Bug 2107110

Summary: [GSS] MDS is behind on trimming and it's degraded
Product: [Red Hat Storage] Red Hat OpenShift Data Foundation Reporter: Priya Pandey <prpandey>
Component: cephAssignee: Patrick Donnelly <pdonnell>
ceph sub component: CephFS QA Contact: avdhoot <asagare>
Status: CLOSED INSUFFICIENT_DATA Docs Contact:
Severity: medium    
Priority: medium CC: andbartl, asagare, bhull, bkunal, bniver, gfarnum, g.wiersma, hnallurv, hyelloji, joboyer, mduasope, muagarwa, nojha, ocs-bugs, odf-bz-bot, pdonnell, sheggodu, tnielsen, vshankar, vshrivas, vumrao
Version: 4.9   
Target Milestone: ---   
Target Release: ---   
Hardware: Unspecified   
OS: Unspecified   
Whiteboard:
Fixed In Version: Doc Type: If docs needed, set a value
Doc Text:
Story Points: ---
Clone Of: Environment:
Last Closed: 2023-03-10 15:27:49 UTC Type: Bug
Regression: --- Mount Type: ---
Documentation: --- CRM:
Verified Versions: Category: ---
oVirt Team: --- RHEL 7.3 requirements from Atomic Host:
Cloudforms Team: --- Target Upstream Version:
Embargoed:
Bug Depends On: 2109703, 2130125    
Bug Blocks:    

Description Priya Pandey 2022-07-14 11:23:56 UTC
Description of problem (please be detailed as possible and provide log
snippets):

- MDS is behind on trimming and it's degraded.
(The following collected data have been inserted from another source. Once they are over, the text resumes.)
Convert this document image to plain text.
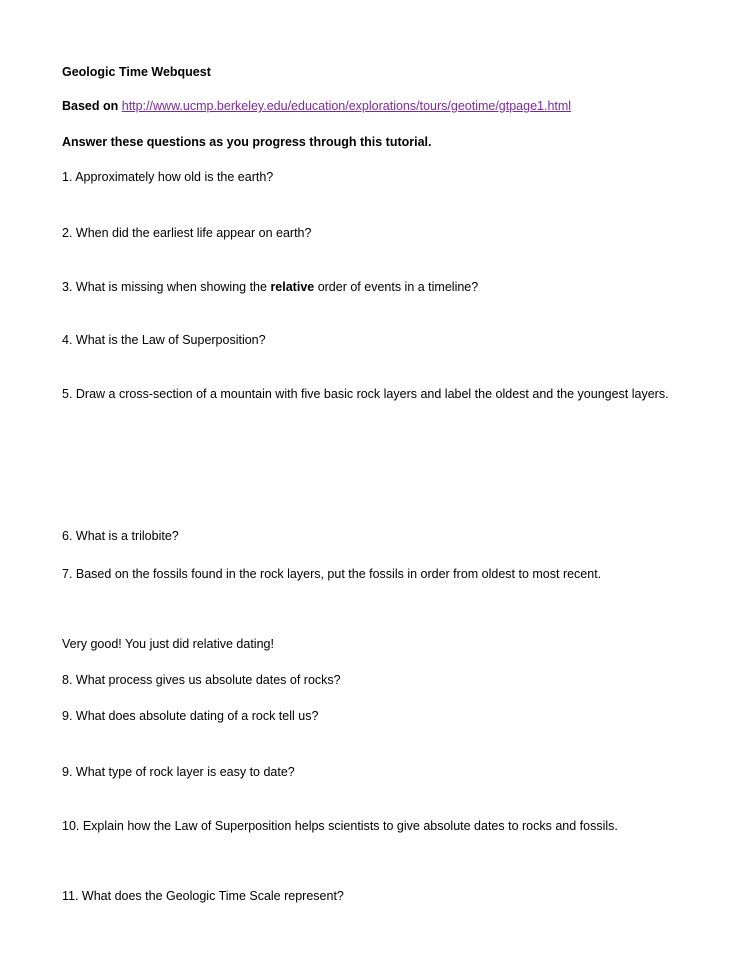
Geologic Time Webquest
Based on http://www.ucmp.berkeley.edu/education/explorations/tours/geotime/gtpage1.html
Answer these questions as you progress through this tutorial.
1. Approximately how old is the earth?
2. When did the earliest life appear on earth?
3. What is missing when showing the relative order of events in a timeline?
4. What is the Law of Superposition?
5. Draw a cross-section of a mountain with five basic rock layers and label the oldest and the youngest layers.
6. What is a trilobite?
7. Based on the fossils found in the rock layers, put the fossils in order from oldest to most recent.
Very good! You just did relative dating!
8. What process gives us absolute dates of rocks?
9. What does absolute dating of a rock tell us?
9. What type of rock layer is easy to date?
10. Explain how the Law of Superposition helps scientists to give absolute dates to rocks and fossils.
11. What does the Geologic Time Scale represent?
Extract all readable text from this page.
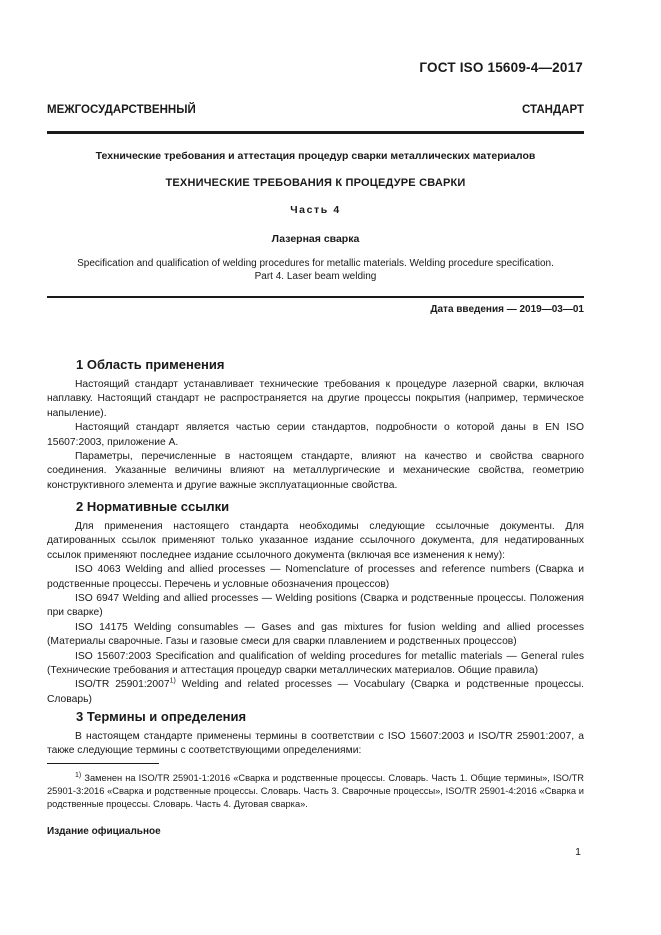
ГОСТ ISO 15609-4—2017
МЕЖГОСУДАРСТВЕННЫЙ СТАНДАРТ
Технические требования и аттестация процедур сварки металлических материалов
ТЕХНИЧЕСКИЕ ТРЕБОВАНИЯ К ПРОЦЕДУРЕ СВАРКИ
Часть 4
Лазерная сварка
Specification and qualification of welding procedures for metallic materials. Welding procedure specification.
Part 4. Laser beam welding
Дата введения — 2019—03—01
1 Область применения

Настоящий стандарт устанавливает технические требования к процедуре лазерной сварки, включая наплавку. Настоящий стандарт не распространяется на другие процессы покрытия (например, термическое напыление).

Настоящий стандарт является частью серии стандартов, подробности о которой даны в EN ISO 15607:2003, приложение А.

Параметры, перечисленные в настоящем стандарте, влияют на качество и свойства сварного соединения. Указанные величины влияют на металлургические и механические свойства, геометрию конструктивного элемента и другие важные эксплуатационные свойства.

2 Нормативные ссылки

Для применения настоящего стандарта необходимы следующие ссылочные документы. Для датированных ссылок применяют только указанное издание ссылочного документа, для недатированных ссылок применяют последнее издание ссылочного документа (включая все изменения к нему):

ISO 4063 Welding and allied processes — Nomenclature of processes and reference numbers (Сварка и родственные процессы. Перечень и условные обозначения процессов)

ISO 6947 Welding and allied processes — Welding positions (Сварка и родственные процессы. Положения при сварке)

ISO 14175 Welding consumables — Gases and gas mixtures for fusion welding and allied processes (Материалы сварочные. Газы и газовые смеси для сварки плавлением и родственных процессов)

ISO 15607:2003 Specification and qualification of welding procedures for metallic materials — General rules (Технические требования и аттестация процедур сварки металлических материалов. Общие правила)

ISO/TR 25901:2007$^{1)}$ Welding and related processes — Vocabulary (Сварка и родственные процессы. Словарь)

3 Термины и определения

В настоящем стандарте применены термины в соответствии с ISO 15607:2003 и ISO/TR 25901:2007, а также следующие термины с соответствующими определениями:

$^{1)}$ Заменен на ISO/TR 25901-1:2016 «Сварка и родственные процессы. Словарь. Часть 1. Общие термины», ISO/TR 25901-3:2016 «Сварка и родственные процессы. Словарь. Часть 3. Сварочные процессы», ISO/TR 25901-4:2016 «Сварка и родственные процессы. Словарь. Часть 4. Дуговая сварка».

Издание официальное
1
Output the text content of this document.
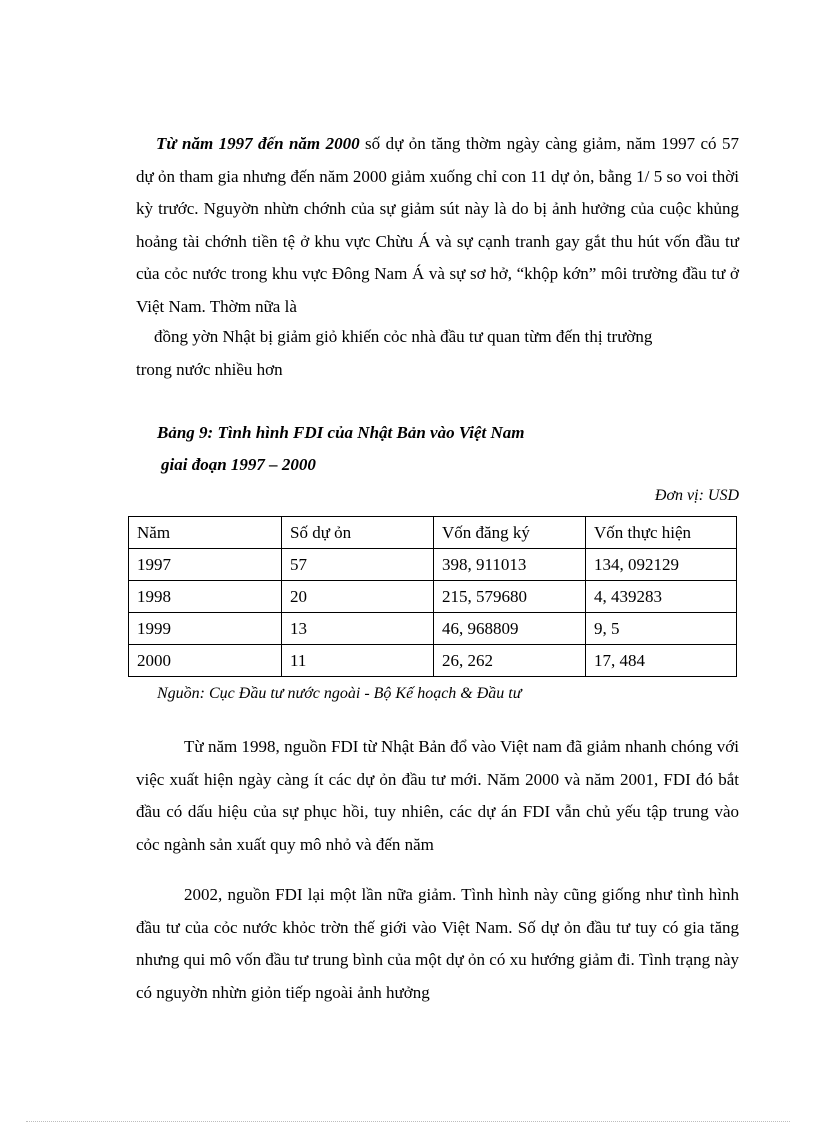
Từ năm 1997 đến năm 2000 số dự ỏn tăng thờm ngày càng giảm, năm 1997 có 57 dự ỏn tham gia nhưng đến năm 2000 giảm xuống chỉ con 11 dự ỏn, bằng 1/ 5 so voi thời kỳ trước. Nguyờn nhừn chớnh của sự giảm sút này là do bị ảnh hưởng của cuộc khủng hoảng tài chớnh tiền tệ ở khu vực Chừu Á và sự cạnh tranh gay gắt thu hút vốn đầu tư của cỏc nước trong khu vực Đông Nam Á và sự sơ hở, “khộp kớn” môi trường đầu tư ở Việt Nam. Thờm nữa là

đồng yờn Nhật bị giảm giỏ khiến cỏc nhà đầu tư quan từm đến thị trường
trong nước nhiều hơn

Bảng 9: Tình hình FDI của Nhật Bản vào Việt Nam

giai đoạn 1997 – 2000

Đơn vị: USD

Năm	Số dự ỏn	Vốn đăng ký	Vốn thực hiện
1997	57	398, 911013	134, 092129
1998	20	215, 579680	4, 439283
1999	13	46, 968809	9, 5
2000	11	26, 262	17, 484

Nguồn: Cục Đầu tư nước ngoài - Bộ Kế hoạch & Đầu tư

Từ năm 1998, nguồn FDI từ Nhật Bản đổ vào Việt nam đã giảm nhanh chóng với việc xuất hiện ngày càng ít các dự ỏn đầu tư mới. Năm 2000 và năm 2001, FDI đó bắt đầu có dấu hiệu của sự phục hồi, tuy nhiên, các dự án FDI vẫn chủ yếu tập trung vào cỏc ngành sản xuất quy mô nhỏ và đến năm

2002, nguồn FDI lại một lần nữa giảm. Tình hình này cũng giống như tình hình đầu tư của cỏc nước khỏc trờn thế giới vào Việt Nam. Số dự ỏn đầu tư tuy có gia tăng nhưng qui mô vốn đầu tư trung bình của một dự ỏn có xu hướng giảm đi. Tình trạng này có nguyờn nhừn giỏn tiếp ngoài ảnh hưởng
--------------------------------------
HEALTH_WARN 1 filesystem is degraded; 2 clients failing to respond to cache pressure; 1 MDSs behind on trimming
[WRN] FS_DEGRADED: 1 filesystem is degraded
    fs ocs-storagecluster-cephfilesystem is degraded
[WRN] MDS_CLIENT_RECALL: 2 clients failing to respond to cache pressure
    mds.ocs-storagecluster-cephfilesystem-a(mds.0): Client pqcn01w3354.isl.belastingdienst.nl:csi-cephfs-node failing to respond to cache pressure client_id: 19984715
    mds.ocs-storagecluster-cephfilesystem-a(mds.0): Client pwcn01w3359.isl.belastingdienst.nl:csi-cephfs-node failing to respond to cache pressure client_id: 19995583
[WRN] MDS_TRIM: 1 MDSs behind on trimming
    mds.ocs-storagecluster-cephfilesystem-a(mds.0): Behind on trimming (514/256) max_segments: 256, num_segments: 514
--------------------------------------

- Cu has recently upgraded the cluster from v4.8.11 to v4.9.7, after that MDS is having issues.
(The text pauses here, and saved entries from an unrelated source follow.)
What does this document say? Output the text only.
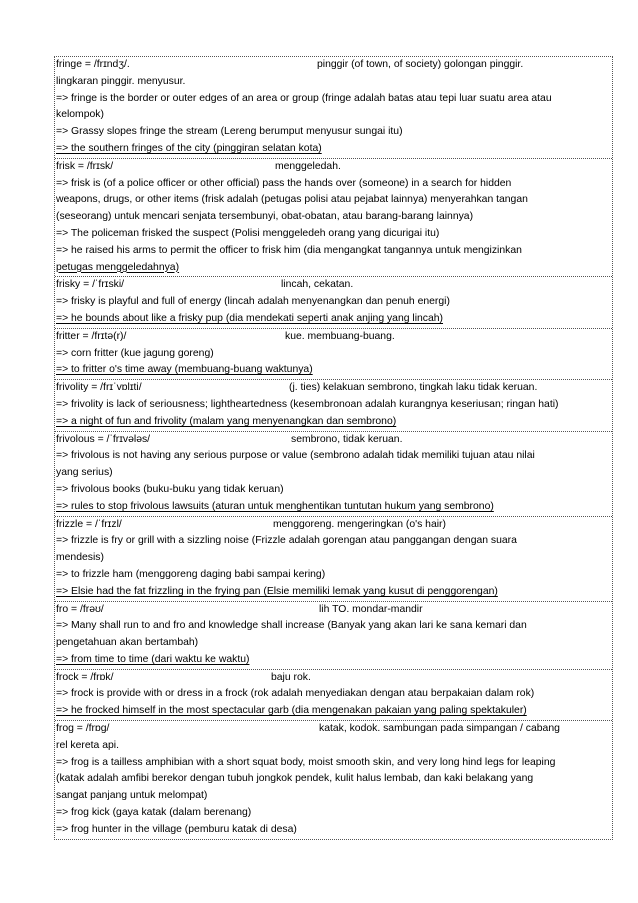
fringe = /frɪndʒ/.	pinggir (of town, of society) golongan pinggir.
lingkaran pinggir. menyusur.
=> fringe is the border or outer edges of an area or group (fringe adalah batas atau tepi luar suatu area atau
kelompok)
=> Grassy slopes fringe the stream (Lereng berumput menyusur sungai itu)
=> the southern fringes of the city (pinggiran selatan kota)
frisk = /frɪsk/	menggeledah.
=> frisk is (of a police officer or other official) pass the hands over (someone) in a search for hidden
weapons, drugs, or other items (frisk adalah (petugas polisi atau pejabat lainnya) menyerahkan tangan
(seseorang) untuk mencari senjata tersembunyi, obat-obatan, atau barang-barang lainnya)
=> The policeman frisked the suspect (Polisi menggeledeh orang yang dicurigai itu)
=> he raised his arms to permit the officer to frisk him (dia mengangkat tangannya untuk mengizinkan
petugas menggeledahnya)
frisky = /ˈfrɪski/	lincah, cekatan.
=> frisky is playful and full of energy (lincah adalah menyenangkan dan penuh energi)
=> he bounds about like a frisky pup (dia mendekati seperti anak anjing yang lincah)
fritter = /frɪtə(r)/	kue. membuang-buang.
=> corn fritter (kue jagung goreng)
=> to fritter o's time away (membuang-buang waktunya)
frivolity = /frɪˈvɒlɪti/	(j. ties) kelakuan sembrono, tingkah laku tidak keruan.
=> frivolity is lack of seriousness; lightheartedness (kesembronoan adalah kurangnya keseriusan; ringan hati)
=> a night of fun and frivolity (malam yang menyenangkan dan sembrono)
frivolous = /ˈfrɪvələs/	sembrono, tidak keruan.
=> frivolous is not having any serious purpose or value (sembrono adalah tidak memiliki tujuan atau nilai
yang serius)
=> frivolous books (buku-buku yang tidak keruan)
=> rules to stop frivolous lawsuits (aturan untuk menghentikan tuntutan hukum yang sembrono)
frizzle = /ˈfrɪzl/	menggoreng. mengeringkan (o's hair)
=> frizzle is fry or grill with a sizzling noise (Frizzle adalah gorengan atau panggangan dengan suara
mendesis)
=> to frizzle ham (menggoreng daging babi sampai kering)
=> Elsie had the fat frizzling in the frying pan (Elsie memiliki lemak yang kusut di penggorengan)
fro = /frəʊ/	lih TO. mondar-mandir
=> Many shall run to and fro and knowledge shall increase (Banyak yang akan lari ke sana kemari dan
pengetahuan akan bertambah)
=> from time to time (dari waktu ke waktu)
frock = /frɒk/	baju rok.
=> frock is provide with or dress in a frock (rok adalah menyediakan dengan atau berpakaian dalam rok)
=> he frocked himself in the most spectacular garb (dia mengenakan pakaian yang paling spektakuler)
frog = /frɒg/	katak, kodok. sambungan pada simpangan / cabang
rel kereta api.
=> frog is a tailless amphibian with a short squat body, moist smooth skin, and very long hind legs for leaping
(katak adalah amfibi berekor dengan tubuh jongkok pendek, kulit halus lembab, dan kaki belakang yang
sangat panjang untuk melompat)
=> frog kick (gaya katak (dalam berenang)
=> frog hunter in the village (pemburu katak di desa)
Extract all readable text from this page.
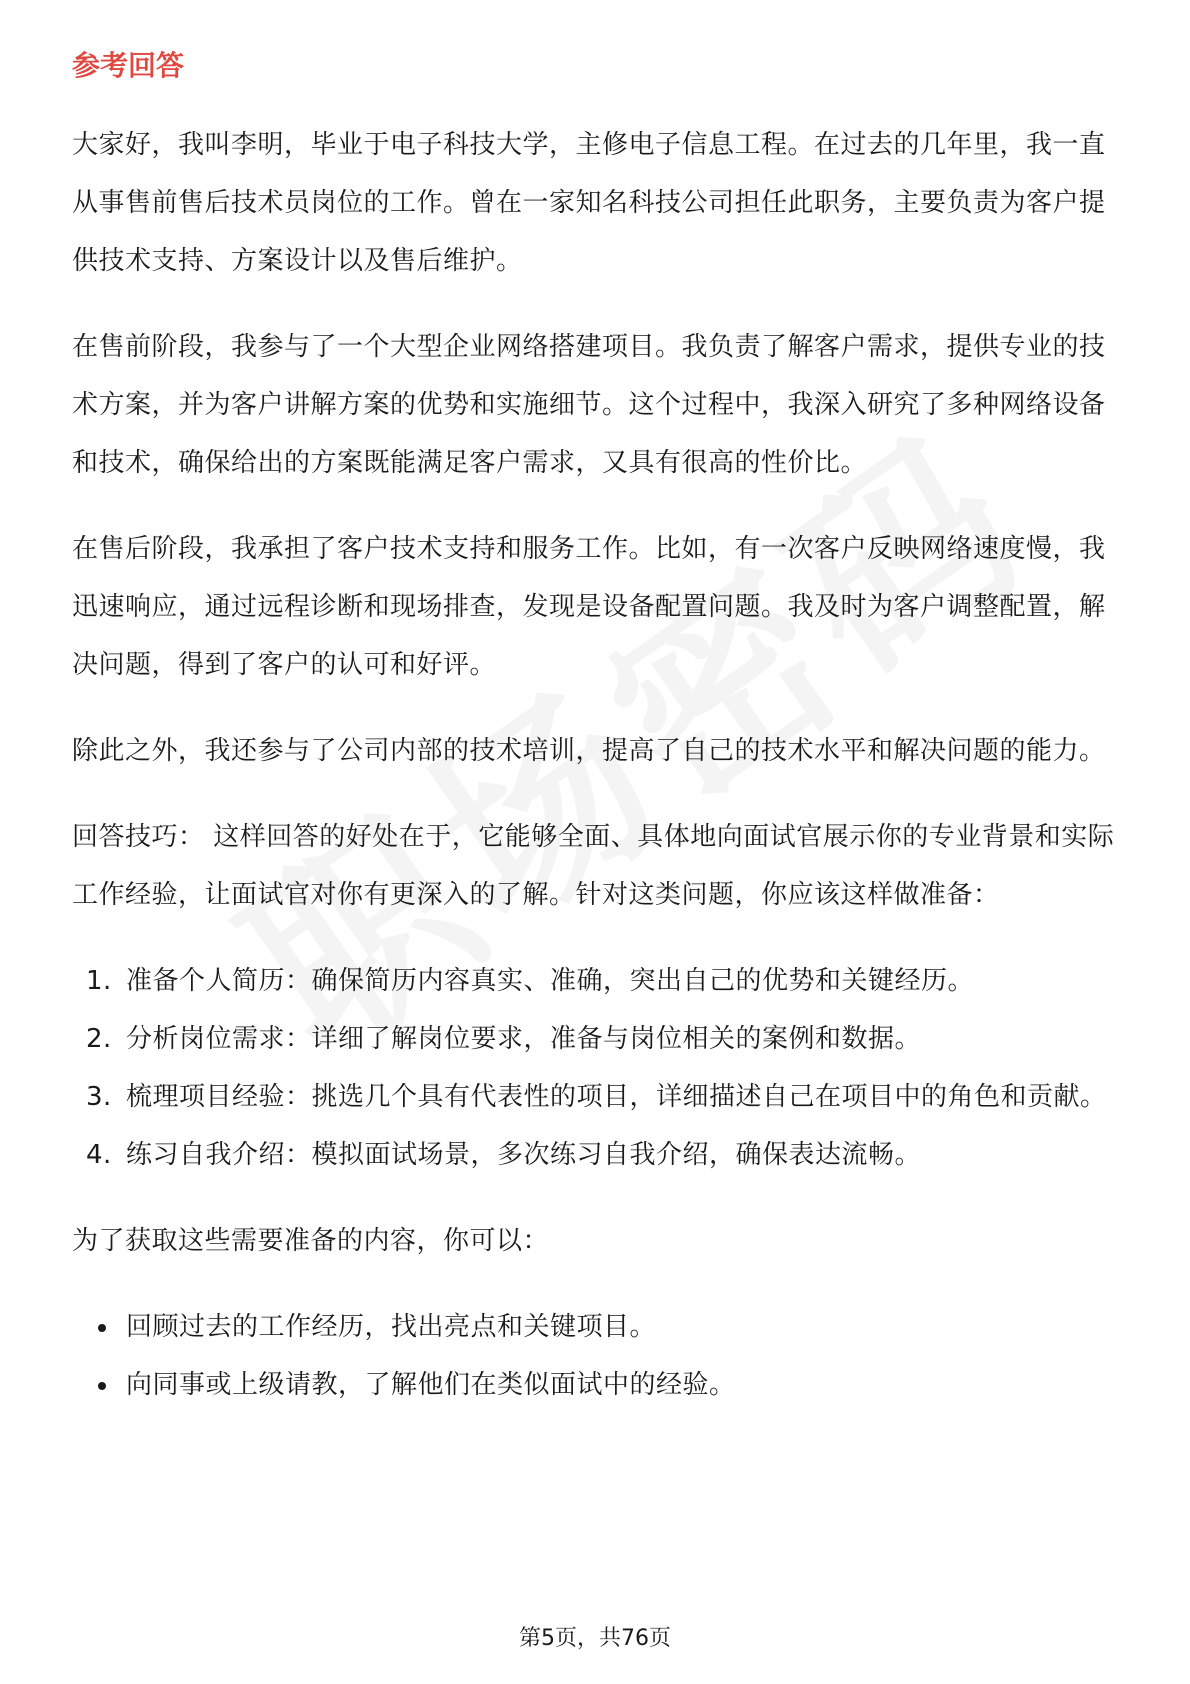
参考回答

大家好，我叫李明，毕业于电子科技大学，主修电子信息工程。在过去的几年里，我一直从事售前售后技术员岗位的工作。曾在一家知名科技公司担任此职务，主要负责为客户提供技术支持、方案设计以及售后维护。

在售前阶段，我参与了一个大型企业网络搭建项目。我负责了解客户需求，提供专业的技术方案，并为客户讲解方案的优势和实施细节。这个过程中，我深入研究了多种网络设备和技术，确保给出的方案既能满足客户需求，又具有很高的性价比。

在售后阶段，我承担了客户技术支持和服务工作。比如，有一次客户反映网络速度慢，我迅速响应，通过远程诊断和现场排查，发现是设备配置问题。我及时为客户调整配置，解决问题，得到了客户的认可和好评。

除此之外，我还参与了公司内部的技术培训，提高了自己的技术水平和解决问题的能力。

回答技巧： 这样回答的好处在于，它能够全面、具体地向面试官展示你的专业背景和实际工作经验，让面试官对你有更深入的了解。针对这类问题，你应该这样做准备：

1. 准备个人简历：确保简历内容真实、准确，突出自己的优势和关键经历。
2. 分析岗位需求：详细了解岗位要求，准备与岗位相关的案例和数据。
3. 梳理项目经验：挑选几个具有代表性的项目，详细描述自己在项目中的角色和贡献。
4. 练习自我介绍：模拟面试场景，多次练习自我介绍，确保表达流畅。

为了获取这些需要准备的内容，你可以：

回顾过去的工作经历，找出亮点和关键项目。
向同事或上级请教，了解他们在类似面试中的经验。
第5页，共76页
- The ceph status was healthy before the upgrade and the current status is healthy: 

--------------------------------------
  cluster:
    id:     6e9995b1-8e3f-4bfe-b883-a92d1dfeb68d
    health: HEALTH_WARN
            1 filesystem is degraded
            2 clients failing to respond to cache pressure
 
  services:
    mon: 3 daemons, quorum b,f,i (age 25h)
    mgr: a(active, since 22h)
    mds: 1/1 daemons up, 1 standby
    osd: 3 osds: 3 up (since 25h), 3 in (since 9M)
 
  data:
    volumes: 0/1 healthy, 1 recovering
    pools:   11 pools, 273 pgs
    objects: 6.27M objects, 315 GiB
    usage:   1.9 TiB used, 10 TiB / 12 TiB avail
    pgs:     273 active+clean
--------------------------------------

Version of all relevant components (if applicable):
v4.9.7


Does this issue impact your ability to continue to work with the product
(please explain in detail what is the user impact)?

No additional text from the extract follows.